Telepon itu berasal dari orang yang tidak dikenal yang meminta mereka tidak berbicara soal persekusi Uighur di Provinsi Xinjiang, Cina.
“Anda tidak aman. Hati-hati, kami mengamati langkah yang kalian ambil,” kata Kalbinur Semseddin, seorang warga Uighur yang tinggal bersama komunitasnya di Montreal seperti dilansir CTV News pada 14 Desember 2019.
Kalbinur mengatakan persekusi yang dialami warga etnis Uighur di Xinjiang berdampak pada kondisi psikologis warga di Montreal.
“Ini jadi tekanan besar bagi saya. Saya punya makanan, ada suami, dan pekerjaan sebagai sumber penghasilan. Tapi saya tidak bisa berhenti memikirkan anggota keluarga saya di sana,” kata perempuan berhijab ini.
Ada sekitar 100 keluarga Uighur yang tinggal di Montreal saat ini. “Kami tidak bisa berdiam lagi dengan kondisi ini. Ini sudah melebihi batasan,” kata Kalbinur.
Menurut dia, para tokoh terpelajar Uighur menghilang dipaksa masuk ke kamp di Xinjiang. “Para dokter juga menghilang. Mereka tidak butuh pelatihan di kamp. Sepupu suami saya baru lulus dari universitas. Dia tidak butuh pelatihan,” kata dia.
Kongres Amerika Serikat mengesahkan Undang-Undang HAM Uighur pada dua pekan lalu.
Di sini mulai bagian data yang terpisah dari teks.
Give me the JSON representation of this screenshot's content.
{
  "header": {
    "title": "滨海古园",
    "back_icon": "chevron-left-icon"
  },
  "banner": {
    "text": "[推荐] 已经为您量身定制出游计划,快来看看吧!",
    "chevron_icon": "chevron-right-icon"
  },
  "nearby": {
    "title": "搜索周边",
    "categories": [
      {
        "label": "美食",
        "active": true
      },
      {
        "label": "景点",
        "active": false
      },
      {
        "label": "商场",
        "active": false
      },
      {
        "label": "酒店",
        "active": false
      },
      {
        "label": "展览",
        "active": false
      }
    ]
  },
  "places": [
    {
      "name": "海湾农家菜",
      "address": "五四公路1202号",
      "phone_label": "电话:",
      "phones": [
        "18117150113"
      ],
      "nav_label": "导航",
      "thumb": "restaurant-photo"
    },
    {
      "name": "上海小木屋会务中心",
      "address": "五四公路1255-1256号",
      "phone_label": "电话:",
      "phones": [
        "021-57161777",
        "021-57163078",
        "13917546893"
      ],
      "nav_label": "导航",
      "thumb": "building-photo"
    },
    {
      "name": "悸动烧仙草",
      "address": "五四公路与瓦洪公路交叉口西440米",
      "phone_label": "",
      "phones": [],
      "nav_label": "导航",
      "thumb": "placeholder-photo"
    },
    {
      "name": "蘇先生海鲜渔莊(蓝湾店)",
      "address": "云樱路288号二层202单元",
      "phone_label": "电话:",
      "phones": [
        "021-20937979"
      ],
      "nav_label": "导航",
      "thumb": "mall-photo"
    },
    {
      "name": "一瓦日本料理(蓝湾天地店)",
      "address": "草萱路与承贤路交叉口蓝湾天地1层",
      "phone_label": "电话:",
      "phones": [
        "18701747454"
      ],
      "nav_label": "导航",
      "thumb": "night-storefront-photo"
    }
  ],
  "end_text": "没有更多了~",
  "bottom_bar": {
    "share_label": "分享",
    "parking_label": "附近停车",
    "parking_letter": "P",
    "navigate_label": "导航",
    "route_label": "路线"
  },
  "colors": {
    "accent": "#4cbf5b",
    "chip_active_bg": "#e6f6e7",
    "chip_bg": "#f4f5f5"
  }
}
Sejak itu, pemerintah Cina mengatakan semua siswa di kamp telah lulus dan bebas untuk berpergian.
Namun, Kalbinur mengatakan mendapat kabar dari seorang kontak di Turki bahwa saudara lelakinya telah ditransfer dari sebuah kamp, yang menjadi tempatnya ditahan pada 2017, ke sebuah penjara.
Menurut Bakhtiar Semseddin, seorang warga Uighur lainnya, banyak warga yang justru sekarang ditahan di penjara.
“Mereka mencoba mengosongkan kamp konsentrasi setelah munculnya UU HAM Uighur dari AS. Tapi mereka sekarang dikirim ke penjara,” kata Semseddin.
Reuters melansir pemerintah menahan sekitar satu juta warga etnis minoritas Uighur di Xinjiang sejak dua tahun terakhir. Pemerintah Cina beralasan ini dilakukan untuk melawan radikalisme dan terorisme. Namun, Komisi HAM PBB merasa khawatir pemerintah Cina melakukan tindak pelanggaran HAM dengan menahan banyak orang berdasarkan etnisitas dan agama.
Direktur Institut Montreal untuk Genosida dan HAM, Kyle Matthews, mengatakan ada setidaknya satu juta warga Uighur yang ditahan di kamp di Xinjiang, Cina, yang disebut pemerintah Cina sebagai kamp pelatihan dan pendidikan vokasi. “Kenyataannya, mereka terpisah dari keluarganya dan orang-orang tidak tahu kenapa mereka ditahan,” kata Matthews.